Solvent effects on the potential energy surfaces of the oligomerization cycle were estimated based on the polarizable continuum solvation model (PCM) using dimethyl carbonate (DMC) as solvent [
98,
99], the B3LYP, hybrid GGA functional of Becke-Lee, Parr, and Yang [
100] and triple-ζ basis set (cc-pVTZ keyword in Gaussian) [
101], together with the Grimme D3 correction term for the electronic energy [
102]. Thus, the free energies discussed throughout the manuscript include the electronic energies in solvent that are corrected by the thermal corrections calculated in the gas phase at T = 323.15 K and P = 1354 atm [
72].
The unit cell of Mil-101 is excessively large for periodic DFT calculations, therefore, we performed the calculations on a fragmented cluster of the MOF (
Figure 1).

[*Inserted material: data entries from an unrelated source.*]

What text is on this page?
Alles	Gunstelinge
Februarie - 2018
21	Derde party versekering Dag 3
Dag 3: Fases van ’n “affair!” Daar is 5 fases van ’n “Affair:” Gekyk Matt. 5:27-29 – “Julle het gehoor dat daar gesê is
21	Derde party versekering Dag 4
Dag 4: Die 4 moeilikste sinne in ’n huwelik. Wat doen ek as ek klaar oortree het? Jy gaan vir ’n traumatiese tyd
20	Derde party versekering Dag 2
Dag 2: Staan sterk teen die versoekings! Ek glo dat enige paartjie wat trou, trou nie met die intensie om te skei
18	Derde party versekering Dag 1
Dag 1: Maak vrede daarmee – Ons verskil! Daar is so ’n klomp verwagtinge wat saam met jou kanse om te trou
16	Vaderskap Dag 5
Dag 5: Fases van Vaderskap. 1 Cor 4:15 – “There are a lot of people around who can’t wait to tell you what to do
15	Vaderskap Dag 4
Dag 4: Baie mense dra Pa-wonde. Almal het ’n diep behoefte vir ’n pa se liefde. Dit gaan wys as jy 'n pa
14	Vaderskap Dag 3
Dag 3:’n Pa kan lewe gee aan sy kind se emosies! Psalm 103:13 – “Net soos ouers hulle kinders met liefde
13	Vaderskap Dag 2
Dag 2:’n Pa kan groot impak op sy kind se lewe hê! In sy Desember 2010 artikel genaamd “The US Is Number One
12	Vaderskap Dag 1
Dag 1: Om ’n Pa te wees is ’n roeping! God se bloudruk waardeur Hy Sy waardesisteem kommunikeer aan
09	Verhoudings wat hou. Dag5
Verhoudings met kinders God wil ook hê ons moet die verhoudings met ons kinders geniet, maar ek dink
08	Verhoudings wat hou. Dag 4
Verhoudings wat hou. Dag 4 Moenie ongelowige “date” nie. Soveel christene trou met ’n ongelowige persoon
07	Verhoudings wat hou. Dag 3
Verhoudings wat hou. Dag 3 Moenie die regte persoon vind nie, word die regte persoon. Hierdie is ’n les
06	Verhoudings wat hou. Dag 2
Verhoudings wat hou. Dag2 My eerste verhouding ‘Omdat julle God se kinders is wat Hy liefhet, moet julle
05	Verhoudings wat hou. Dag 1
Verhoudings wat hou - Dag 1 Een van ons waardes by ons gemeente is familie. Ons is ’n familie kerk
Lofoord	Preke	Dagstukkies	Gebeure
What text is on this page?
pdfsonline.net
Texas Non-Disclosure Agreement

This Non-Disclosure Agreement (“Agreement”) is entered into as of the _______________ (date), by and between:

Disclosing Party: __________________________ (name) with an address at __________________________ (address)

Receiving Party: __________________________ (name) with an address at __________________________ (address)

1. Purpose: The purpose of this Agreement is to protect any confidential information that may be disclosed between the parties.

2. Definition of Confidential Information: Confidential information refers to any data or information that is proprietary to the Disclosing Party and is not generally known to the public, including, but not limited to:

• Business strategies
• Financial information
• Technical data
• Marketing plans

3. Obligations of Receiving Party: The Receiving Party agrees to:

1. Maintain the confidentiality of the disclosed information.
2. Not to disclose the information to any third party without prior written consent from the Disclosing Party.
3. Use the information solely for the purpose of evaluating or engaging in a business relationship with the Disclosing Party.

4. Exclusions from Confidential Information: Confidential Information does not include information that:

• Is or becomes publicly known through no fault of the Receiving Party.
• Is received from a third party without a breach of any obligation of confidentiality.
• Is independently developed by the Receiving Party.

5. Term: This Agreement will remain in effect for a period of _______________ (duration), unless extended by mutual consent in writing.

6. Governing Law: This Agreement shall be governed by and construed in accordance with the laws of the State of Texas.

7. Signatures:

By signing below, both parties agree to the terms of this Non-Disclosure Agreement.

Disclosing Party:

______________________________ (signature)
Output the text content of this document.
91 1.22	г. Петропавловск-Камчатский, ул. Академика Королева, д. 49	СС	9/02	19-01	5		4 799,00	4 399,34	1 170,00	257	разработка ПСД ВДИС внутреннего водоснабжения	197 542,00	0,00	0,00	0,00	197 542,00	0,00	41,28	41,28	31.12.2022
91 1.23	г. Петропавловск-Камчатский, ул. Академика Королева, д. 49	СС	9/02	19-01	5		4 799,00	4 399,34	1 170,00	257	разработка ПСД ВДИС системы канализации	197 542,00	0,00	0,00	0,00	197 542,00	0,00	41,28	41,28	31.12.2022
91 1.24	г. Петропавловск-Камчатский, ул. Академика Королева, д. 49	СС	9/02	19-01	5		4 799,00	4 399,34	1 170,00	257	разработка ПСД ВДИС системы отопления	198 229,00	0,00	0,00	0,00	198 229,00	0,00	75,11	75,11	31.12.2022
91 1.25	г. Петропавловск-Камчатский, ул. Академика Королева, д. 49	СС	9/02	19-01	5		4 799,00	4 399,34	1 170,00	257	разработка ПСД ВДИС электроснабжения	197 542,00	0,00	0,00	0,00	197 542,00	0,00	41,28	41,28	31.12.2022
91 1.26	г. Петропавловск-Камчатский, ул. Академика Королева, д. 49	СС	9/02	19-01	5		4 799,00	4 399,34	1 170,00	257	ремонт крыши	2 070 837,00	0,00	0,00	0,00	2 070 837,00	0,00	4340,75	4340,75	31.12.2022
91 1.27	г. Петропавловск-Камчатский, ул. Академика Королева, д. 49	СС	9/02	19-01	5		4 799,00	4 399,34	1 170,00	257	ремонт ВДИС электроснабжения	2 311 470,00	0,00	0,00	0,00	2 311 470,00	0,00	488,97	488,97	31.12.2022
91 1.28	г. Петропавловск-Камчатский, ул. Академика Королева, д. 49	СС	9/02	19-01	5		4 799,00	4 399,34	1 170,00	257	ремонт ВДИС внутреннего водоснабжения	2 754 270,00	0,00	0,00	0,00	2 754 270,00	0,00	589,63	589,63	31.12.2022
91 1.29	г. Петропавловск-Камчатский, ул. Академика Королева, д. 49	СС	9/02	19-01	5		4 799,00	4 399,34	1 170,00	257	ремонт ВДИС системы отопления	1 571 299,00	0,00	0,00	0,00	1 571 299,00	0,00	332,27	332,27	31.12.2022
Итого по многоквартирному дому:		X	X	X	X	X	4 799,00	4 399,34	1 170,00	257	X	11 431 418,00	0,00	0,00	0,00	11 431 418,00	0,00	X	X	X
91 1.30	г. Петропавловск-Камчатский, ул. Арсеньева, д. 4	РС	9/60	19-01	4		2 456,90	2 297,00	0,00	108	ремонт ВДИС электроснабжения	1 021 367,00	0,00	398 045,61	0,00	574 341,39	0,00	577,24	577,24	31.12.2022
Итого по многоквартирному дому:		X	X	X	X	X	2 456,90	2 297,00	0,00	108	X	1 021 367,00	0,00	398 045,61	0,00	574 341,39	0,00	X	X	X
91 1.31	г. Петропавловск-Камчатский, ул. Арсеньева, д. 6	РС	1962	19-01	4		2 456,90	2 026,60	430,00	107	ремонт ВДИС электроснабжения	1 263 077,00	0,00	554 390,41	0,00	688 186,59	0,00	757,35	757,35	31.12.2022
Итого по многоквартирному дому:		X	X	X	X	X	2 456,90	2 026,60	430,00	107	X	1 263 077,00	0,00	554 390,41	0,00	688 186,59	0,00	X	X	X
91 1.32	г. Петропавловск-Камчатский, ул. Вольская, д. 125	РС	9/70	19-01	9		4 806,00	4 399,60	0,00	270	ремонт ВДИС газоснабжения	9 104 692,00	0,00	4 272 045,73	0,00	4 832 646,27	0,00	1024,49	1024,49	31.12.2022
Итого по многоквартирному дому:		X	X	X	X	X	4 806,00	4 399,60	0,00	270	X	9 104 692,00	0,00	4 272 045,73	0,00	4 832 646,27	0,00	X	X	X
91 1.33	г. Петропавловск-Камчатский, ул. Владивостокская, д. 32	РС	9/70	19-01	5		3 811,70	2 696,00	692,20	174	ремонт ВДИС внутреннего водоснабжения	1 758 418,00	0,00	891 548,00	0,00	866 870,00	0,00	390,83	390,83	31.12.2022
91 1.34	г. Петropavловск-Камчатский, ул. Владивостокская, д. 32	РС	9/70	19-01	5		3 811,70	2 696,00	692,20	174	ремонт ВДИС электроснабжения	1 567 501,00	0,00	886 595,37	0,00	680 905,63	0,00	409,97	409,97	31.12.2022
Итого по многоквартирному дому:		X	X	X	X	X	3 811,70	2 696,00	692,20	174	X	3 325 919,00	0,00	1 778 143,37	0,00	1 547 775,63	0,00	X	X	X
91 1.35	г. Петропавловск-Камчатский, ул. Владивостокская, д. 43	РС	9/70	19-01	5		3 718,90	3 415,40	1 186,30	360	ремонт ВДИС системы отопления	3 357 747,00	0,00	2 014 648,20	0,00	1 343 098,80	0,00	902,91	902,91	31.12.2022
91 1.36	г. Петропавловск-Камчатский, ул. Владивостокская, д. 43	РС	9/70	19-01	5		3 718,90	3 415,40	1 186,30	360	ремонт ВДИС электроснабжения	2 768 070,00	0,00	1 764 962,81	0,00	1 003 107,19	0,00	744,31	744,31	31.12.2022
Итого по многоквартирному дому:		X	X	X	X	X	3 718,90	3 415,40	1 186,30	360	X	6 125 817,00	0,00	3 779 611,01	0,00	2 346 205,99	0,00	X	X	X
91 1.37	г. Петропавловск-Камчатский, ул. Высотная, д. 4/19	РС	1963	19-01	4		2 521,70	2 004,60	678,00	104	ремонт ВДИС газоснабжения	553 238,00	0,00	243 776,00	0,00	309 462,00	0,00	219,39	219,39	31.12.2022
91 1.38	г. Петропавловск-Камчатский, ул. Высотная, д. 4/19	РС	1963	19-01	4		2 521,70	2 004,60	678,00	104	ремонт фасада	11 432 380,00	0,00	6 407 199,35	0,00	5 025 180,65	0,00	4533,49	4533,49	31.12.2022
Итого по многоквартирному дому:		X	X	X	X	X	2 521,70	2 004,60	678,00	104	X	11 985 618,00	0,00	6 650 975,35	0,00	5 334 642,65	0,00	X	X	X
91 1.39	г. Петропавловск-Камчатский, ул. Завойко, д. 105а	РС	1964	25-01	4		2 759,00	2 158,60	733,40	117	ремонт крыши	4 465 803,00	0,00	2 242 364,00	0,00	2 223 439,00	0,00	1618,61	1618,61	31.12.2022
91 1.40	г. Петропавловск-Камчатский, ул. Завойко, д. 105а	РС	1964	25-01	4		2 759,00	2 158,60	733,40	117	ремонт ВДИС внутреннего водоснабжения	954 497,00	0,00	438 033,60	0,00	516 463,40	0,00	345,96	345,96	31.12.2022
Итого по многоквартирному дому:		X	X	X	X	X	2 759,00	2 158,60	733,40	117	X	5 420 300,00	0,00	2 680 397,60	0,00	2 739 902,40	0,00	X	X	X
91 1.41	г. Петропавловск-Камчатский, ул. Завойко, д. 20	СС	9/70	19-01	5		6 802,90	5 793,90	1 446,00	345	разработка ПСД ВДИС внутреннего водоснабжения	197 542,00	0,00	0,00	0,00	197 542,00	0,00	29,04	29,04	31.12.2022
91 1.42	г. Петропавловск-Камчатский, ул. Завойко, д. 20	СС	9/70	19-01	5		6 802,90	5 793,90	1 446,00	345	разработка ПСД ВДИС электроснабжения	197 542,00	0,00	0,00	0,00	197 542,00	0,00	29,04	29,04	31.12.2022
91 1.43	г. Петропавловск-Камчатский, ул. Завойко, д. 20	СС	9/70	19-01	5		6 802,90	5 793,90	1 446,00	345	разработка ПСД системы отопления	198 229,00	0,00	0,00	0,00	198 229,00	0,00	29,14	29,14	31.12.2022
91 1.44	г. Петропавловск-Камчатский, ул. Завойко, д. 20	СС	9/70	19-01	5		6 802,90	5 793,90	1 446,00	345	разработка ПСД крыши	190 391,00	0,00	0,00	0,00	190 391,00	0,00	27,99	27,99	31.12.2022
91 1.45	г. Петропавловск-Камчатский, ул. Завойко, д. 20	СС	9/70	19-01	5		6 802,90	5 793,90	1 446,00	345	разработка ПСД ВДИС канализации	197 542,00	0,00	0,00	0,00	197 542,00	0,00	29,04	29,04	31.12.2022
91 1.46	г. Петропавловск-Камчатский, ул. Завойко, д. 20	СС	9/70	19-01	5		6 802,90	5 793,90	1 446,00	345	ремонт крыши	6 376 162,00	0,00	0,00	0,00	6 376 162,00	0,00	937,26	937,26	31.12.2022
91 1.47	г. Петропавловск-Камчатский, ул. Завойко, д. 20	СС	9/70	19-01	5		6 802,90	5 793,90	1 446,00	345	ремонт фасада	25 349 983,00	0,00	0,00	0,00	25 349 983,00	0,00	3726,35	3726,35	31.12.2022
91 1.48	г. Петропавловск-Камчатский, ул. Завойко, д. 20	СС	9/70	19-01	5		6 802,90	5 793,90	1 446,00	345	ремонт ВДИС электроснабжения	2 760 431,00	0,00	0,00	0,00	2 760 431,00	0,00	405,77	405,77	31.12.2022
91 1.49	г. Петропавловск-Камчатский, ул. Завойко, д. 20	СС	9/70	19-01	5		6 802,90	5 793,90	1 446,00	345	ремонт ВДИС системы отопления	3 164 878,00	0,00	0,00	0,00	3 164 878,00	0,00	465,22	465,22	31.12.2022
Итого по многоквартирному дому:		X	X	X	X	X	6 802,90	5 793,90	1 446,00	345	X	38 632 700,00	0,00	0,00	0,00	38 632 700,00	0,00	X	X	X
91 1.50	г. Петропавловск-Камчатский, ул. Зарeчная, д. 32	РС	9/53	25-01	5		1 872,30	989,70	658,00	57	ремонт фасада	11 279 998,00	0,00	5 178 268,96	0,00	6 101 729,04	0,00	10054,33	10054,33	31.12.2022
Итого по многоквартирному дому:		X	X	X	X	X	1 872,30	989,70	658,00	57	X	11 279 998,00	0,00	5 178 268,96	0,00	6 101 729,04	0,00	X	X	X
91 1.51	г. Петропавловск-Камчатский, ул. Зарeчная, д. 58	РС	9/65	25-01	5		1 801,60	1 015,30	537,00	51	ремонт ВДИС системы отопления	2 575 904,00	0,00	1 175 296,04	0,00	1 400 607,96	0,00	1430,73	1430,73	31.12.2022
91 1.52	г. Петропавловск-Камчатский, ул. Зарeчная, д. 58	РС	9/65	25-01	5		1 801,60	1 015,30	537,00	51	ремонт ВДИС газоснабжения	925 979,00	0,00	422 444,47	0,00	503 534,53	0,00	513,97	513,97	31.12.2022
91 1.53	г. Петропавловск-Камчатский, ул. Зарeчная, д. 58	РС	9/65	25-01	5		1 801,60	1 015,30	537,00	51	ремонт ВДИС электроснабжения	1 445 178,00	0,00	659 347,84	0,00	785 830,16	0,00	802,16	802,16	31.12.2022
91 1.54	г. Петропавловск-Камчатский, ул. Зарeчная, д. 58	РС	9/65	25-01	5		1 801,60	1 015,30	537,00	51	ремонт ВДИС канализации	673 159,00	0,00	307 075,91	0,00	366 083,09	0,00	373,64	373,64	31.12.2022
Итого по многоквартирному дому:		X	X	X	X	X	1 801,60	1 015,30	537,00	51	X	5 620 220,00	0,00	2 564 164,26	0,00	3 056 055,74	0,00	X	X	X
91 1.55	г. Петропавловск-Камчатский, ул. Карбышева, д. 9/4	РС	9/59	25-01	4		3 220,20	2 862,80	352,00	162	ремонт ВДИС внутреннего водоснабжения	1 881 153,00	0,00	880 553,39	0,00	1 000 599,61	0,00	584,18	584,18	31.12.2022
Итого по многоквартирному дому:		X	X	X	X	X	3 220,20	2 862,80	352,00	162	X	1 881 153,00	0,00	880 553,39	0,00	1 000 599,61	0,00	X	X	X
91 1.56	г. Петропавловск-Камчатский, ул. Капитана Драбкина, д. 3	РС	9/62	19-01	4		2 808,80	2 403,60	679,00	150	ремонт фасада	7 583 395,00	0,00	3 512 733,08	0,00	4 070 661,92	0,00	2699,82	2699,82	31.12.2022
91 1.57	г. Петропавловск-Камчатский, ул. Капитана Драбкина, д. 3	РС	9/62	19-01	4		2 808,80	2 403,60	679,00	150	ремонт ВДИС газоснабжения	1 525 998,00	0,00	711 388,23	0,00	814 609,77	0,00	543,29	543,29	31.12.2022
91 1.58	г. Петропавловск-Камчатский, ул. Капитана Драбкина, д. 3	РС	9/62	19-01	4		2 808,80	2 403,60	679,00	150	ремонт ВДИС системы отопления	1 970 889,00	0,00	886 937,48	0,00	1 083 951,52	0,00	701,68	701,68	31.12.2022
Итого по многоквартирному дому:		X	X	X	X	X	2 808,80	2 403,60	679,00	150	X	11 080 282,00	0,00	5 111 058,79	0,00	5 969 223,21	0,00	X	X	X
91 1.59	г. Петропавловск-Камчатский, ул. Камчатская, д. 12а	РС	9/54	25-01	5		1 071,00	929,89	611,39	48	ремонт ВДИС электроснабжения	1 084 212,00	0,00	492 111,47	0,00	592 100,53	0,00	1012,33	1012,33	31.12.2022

All the simulations of the cluster were performed with CP2K [
103] at density functional level of theory. The semi-local PBE functional of Perdew, Burke and Ernzerhof was adopted [
104] using the DZVP-MOLOPT-SR-GTH Gaussian basis set for all the atom types [
105], and a cutoff of 450 Ry for the plane wave auxiliary basis set. Atom positions were optimised converging the force up to 5 × 10
−3 a.u. and the electronic structure up to 1× 10
−3 a.u. The cubic simulation box size was set to 25 × 25 × 25 Å
3 ensuring isolated molecule simulation.